World War Z by Max Brooks
It seems like everyone is reading World War Z lately, so I thought I’d give it a go to see what the fuss is about. I’m not particularly interested in zombies, never really understanding the appeal of films which play the zombie threat straight (I like comedies, Shawn of the Dead etc.), and I generally see zombies as existing simply to be fodder for extreme violence in film and videogames which would be unpalatable if committed against sentient humans. I’m not ashamed to admit that Max Brooks has proven me wrong on zombies, delivering what is probably my favourite apocalyptic novel since Margaret Atwood’s Oryx and Crake.
Easily my favourite thing about World War Z is its international focus. Yes, there’s probably more focus upon America than anywhere else, but Max Brooks is American and understands America better than he does the rest of the world. The real triumph of this novel is the way in which he weaves the cultures of the nations of the world into their response to a massive zombie epidemic. The response in America would be very different to the response in China, and Brooks captures this very well. I was somewhat perturbed by a clear pro-Israel bias which manifests in the novel, but it’s never so egregious as to detract too much from the story. From the Paris underground, to the mountains of Japan, even to the International Space Station, we see the zombie crisis from almost every conceivable angle, and this is so incredibly refreshing in the zombie genre. This isn’t just a criticism of the Americans, British films such as 28 Days Later don’t really offer much of an international angle either, so it’s great to read a novel taking this kind of approach.
World War Z has a singularly interesting structure; the novel contains a series of interviews with a broad range of survivors of the devastating titular war in which a zombie epidemic swept the world. The interviewer is Max Brooks himself, but he does a good job of keeping his personality out of the novel, keeping the focus upon the stories of the survivors. The novel follows the entire trajectory of the conflict, from the first discovery of an infection in ‘Patient Zero’, through to the ‘Great Panic’ that followed, and finally into the beginnings of an organised resistance to the encroaching zombie hoards.
It might be expected that the very nature of this novel would reduce narrative tension, but Brooks manages to show exceptional talent as a horror writer. We know humanity must survive the zombie war; how else would the book exist? We also know that are interviewees will survive to give the interview, so the tension comes from elsewhere. Rather than wondering whether our hero will survive, we wonder whether the humanity that emerges from World War Z is one that deserves to live. Many of the snippets we are given in the interviews feel like episodes in lives which could have carried a full novel by themselves, creating a work simply packed with fascinating detail and compelling stories.

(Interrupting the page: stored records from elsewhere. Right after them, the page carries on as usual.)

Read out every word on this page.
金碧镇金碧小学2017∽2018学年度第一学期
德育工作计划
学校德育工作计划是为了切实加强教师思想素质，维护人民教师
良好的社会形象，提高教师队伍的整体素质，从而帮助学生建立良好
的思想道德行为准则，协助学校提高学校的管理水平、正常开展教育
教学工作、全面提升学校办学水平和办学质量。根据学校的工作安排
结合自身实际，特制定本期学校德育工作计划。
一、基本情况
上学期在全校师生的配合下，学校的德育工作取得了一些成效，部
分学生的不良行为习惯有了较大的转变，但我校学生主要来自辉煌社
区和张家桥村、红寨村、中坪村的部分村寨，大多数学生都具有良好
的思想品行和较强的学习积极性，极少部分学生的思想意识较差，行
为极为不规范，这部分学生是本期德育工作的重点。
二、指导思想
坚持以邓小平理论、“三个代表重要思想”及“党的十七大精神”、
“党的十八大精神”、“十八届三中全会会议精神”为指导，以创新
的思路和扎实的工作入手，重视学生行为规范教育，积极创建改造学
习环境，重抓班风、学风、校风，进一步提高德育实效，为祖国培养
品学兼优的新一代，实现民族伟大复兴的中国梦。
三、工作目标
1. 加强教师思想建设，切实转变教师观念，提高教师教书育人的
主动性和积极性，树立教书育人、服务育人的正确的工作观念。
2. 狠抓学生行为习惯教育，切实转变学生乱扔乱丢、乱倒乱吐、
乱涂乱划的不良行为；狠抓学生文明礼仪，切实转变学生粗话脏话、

Considering that this is Brook’s first real novel (his earlier work, The Zombie Survival Guide, doesn’t construct a narrative in the same sense), it’s remarkable accomplished. There’s a little bit of falling into cliché in the way some of the characters communicate, but it’s never bad enough to break the wonderful immersion this novel can create. There are so many little details that make this novel work so well; I loved that the American military listen to ‘The Trooper’ by Iron Maiden to psych themselves up before a big battle, reactions from figures such as Nelson Mandela and the Queen and the tale of the army of dachshunds trained to alert humans to nearby zombies. Whilst the sweeping narrative of this novel is definitely strong, it’ll be these little details that I’ll still remember a year from now, and the novel is packed with them.
The protagonist of World War Z isn’t really Max Brooks, the interviewer, but the planet Earth itself. The characters are the nations; Russia is paranoid, Japan insecure, China riven by internal conflict. This is something that the upcoming Brad Pitt starring film adaption looks to be thoroughly misunderstanding. That said, some really interesting human characters emerge, and Brooks generally leaves you wanting more. I was absolutely fascinated by the maverick former Vice President known as ‘The Wacko’, and was desperate to learn more about him, but Brooks does the right thing and preserves the mystery. Brooks presents a really interesting view of America; the man is a self confessed patriot, and this novel is clearly written by a man very proud of his country, but he also contains some biting criticism of American culture, particularly isolationism. This is a novel in which America is confronted with the idea that it isn’t special, it’s just another nation amongst a plethora, with the zombies acting as a leveller to strip away nationalist pretensions. It’s hard not to view the bungling response of the US government to the zombie crisis as a reference to President Bush’s utter failure of leadership following Hurricane Katrina. However, Brooks presents the Americans as having a tenacity of spirit which allows them to overcome. If the nations of the world are the protagonists of World War Z, the United States is the most complex and riven by contradictions, yet also the most interesting.
World War Z is a really fun novel, one which deserves the hype it has received. There’s definitely room for more stories told around the Zombie War, and I hope that Brooks returns to the setting one day. If you’re into zombies, this novel is a no brainer. Even if you’re not, like me, this is a really great read, and one I recommend to anyone with a fondness for genre fiction.